El silencio a su alrededor era tan denso que casi podía palparse, como si todo el mundo contuviese el aliento a la espera de que sucediese algo más. Afortunadamente, la sierva la siguió con la cabeza gacha y, sin pronunciar palabra, subió al vehículo.

Abandonó sus recuerdos al sentir otro tirón de pelo. Se giró y vio los ojos verdes de Lidia clavados en los suyos. Aunque vivía en el templo y se había convertido en su sierva, no había renegado del cristianismo. A Lavinia no le importó; consideraba su amistad como un don precioso.

—No me estabas escuchando —le reprochó Lidia.

—La verdad es que no —admitió mientras se frotaba la cabeza en el lugar donde aún le escocía el tirón—, pero podrías encontrar otro modo de llamar mi atención, ¿o es que en Hispania no os enseñan modales? —agregó burlona.

—¡Oh, claro que sí! Pero yo prefiero los métodos prácticos —le respondió con una dulce sonrisa que destilaba sarcasmo—, son mucho más eficaces, ¿no crees?

Lavinia se volvió hacia ella con el ceño fruncido aparentando enfado, pero Lidia sonrió y, finalmente, las dos estallaron en carcajadas.

Cuando se calmaron, la sierva continuó con la tarea de trenzarle el pelo y recogérselo sobre la cabeza antes de colocarle la banda púrpura de las vestales. Lavinia dejó escapar un suspiro.

—¿Estás segura de que la niña se encuentra bien? —le preguntó cambiando de tema.

—Por supuesto —le aseguró—. Después del riesgo que corriste abandonando el fuego sagrado para ayudarla, no podía dejar que todo se echase a perder; cuando regresaste al templo la llevé a su habitación.

—Gracias.

Lidia sacudió la cabeza.

—Me diste un susto de muerte, ¿lo sabes? Cuando entré en el templo y no te encontré…

Lavinia se giró hacia ella, le cogió las manos y se las apretó con suavidad.

—Lo sé, y lo siento de verdad, créeme, pero volvería a hacerlo.

—Estoy convencida de ello —le dijo dejando escapar un largo suspiro—, pero recuérdalo, esta vez has tenido suerte.

Unos golpes en la puerta interrumpieron la conversación. Lidia se apresuró a abrir. En la puerta se encontraba una de las jóvenes que servían en el templo.

—Laelia te manda llamar —le dijo después de saludarla con una inclinación de cabeza—. Te espera junto al fuego sagrado.

La muchacha le dirigió una mirada llena de compasión y se marchó. Lidia cerró la puerta y se giró hacia Lavinia con los ojos agrandados por el miedo.

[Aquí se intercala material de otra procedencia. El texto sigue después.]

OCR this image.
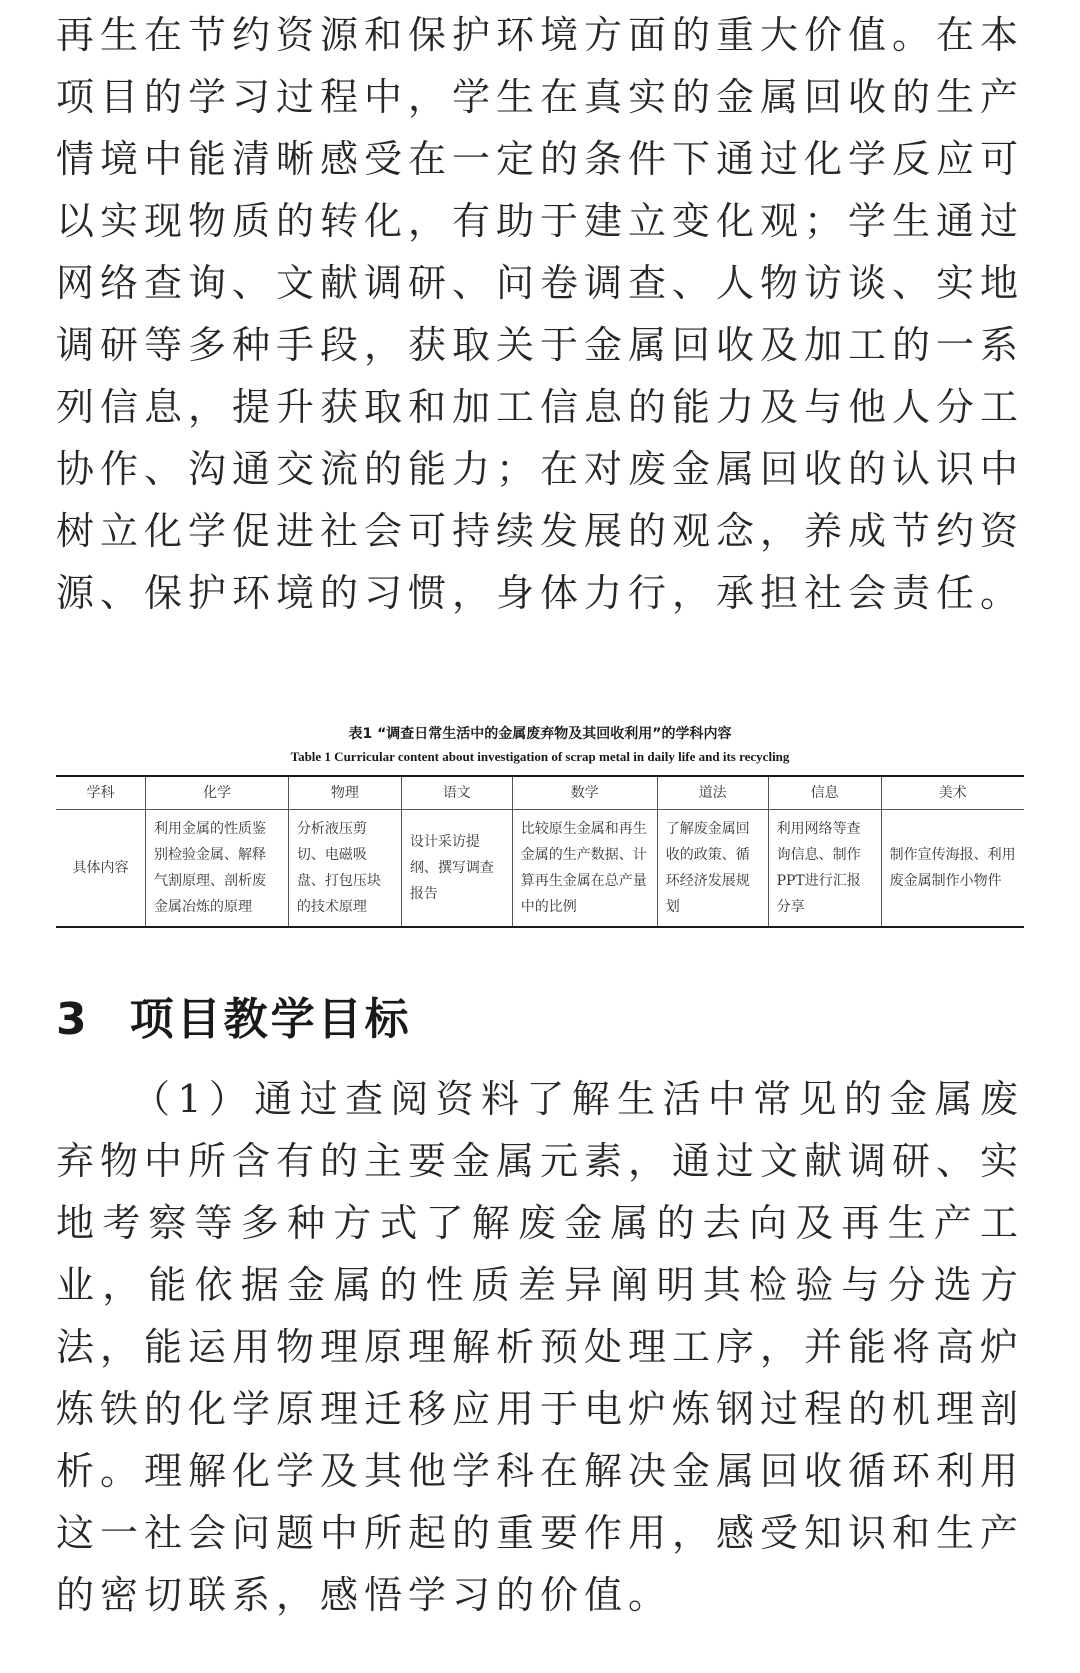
再生在节约资源和保护环境方面的重大价值。在本项目的学习过程中，学生在真实的金属回收的生产情境中能清晰感受在一定的条件下通过化学反应可以实现物质的转化，有助于建立变化观；学生通过网络查询、文献调研、问卷调查、人物访谈、实地调研等多种手段，获取关于金属回收及加工的一系列信息，提升获取和加工信息的能力及与他人分工协作、沟通交流的能力；在对废金属回收的认识中树立化学促进社会可持续发展的观念，养成节约资源、保护环境的习惯，身体力行，承担社会责任。

表1 “调查日常生活中的金属废弃物及其回收利用”的学科内容
Table 1 Curricular content about investigation of scrap metal in daily life and its recycling
学科	化学	物理	语文	数学	道法	信息	美术
具体内容	利用金属的性质鉴别检验金属、解释气割原理、剖析废金属冶炼的原理	分析液压剪切、电磁吸盘、打包压块的技术原理	设计采访提纲、撰写调查报告	比较原生金属和再生金属的生产数据、计算再生金属在总产量中的比例	了解废金属回收的政策、循环经济发展规划	利用网络等查询信息、制作PPT进行汇报分享	制作宣传海报、利用废金属制作小物件
3 项目教学目标

（1）通过查阅资料了解生活中常见的金属废弃物中所含有的主要金属元素，通过文献调研、实地考察等多种方式了解废金属的去向及再生产工业，能依据金属的性质差异阐明其检验与分选方法，能运用物理原理解析预处理工序，并能将高炉炼铁的化学原理迁移应用于电炉炼钢过程的机理剖析。理解化学及其他学科在解决金属回收循环利用这一社会问题中所起的重要作用，感受知识和生产的密切联系，感悟学习的价值。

—Lo sabe —musitó con un estremecimiento.

—No puede saberlo, Lidia —replicó ella poniéndose de pie—; tú misma lo has dicho. Nadie nos vio, así que nadie ha podido contárselo.

Un escalofrío le recorrió la espalda mientras decía las palabras tratando de convencerse a sí misma. La niña apenas contaba seis años. Había entrado en el recinto del templo, mientras ella vigilaba el fuego, y se había introducido en el Penus Vestae , la habitación donde se custodiaban las reliquias que garantizaban el poder de Roma. Había tomado la pequeña efigie en madera de la diosa Minerva que, según decían, Eneas había traído desde Roma, y se la había llevado para jugar con ella. Gracias a los dioses que Lavinia había salido tras la pequeña y que no había nadie en los jardines. Le había costado convencer a la niña de que le entregara la estatuilla y, nerviosa por si alguien las descubría, sin querer le había levantado la voz antes de arrebatársela. Por suerte en ese momento había llegado Lidia, quien se había quedado consolando a la pequeña.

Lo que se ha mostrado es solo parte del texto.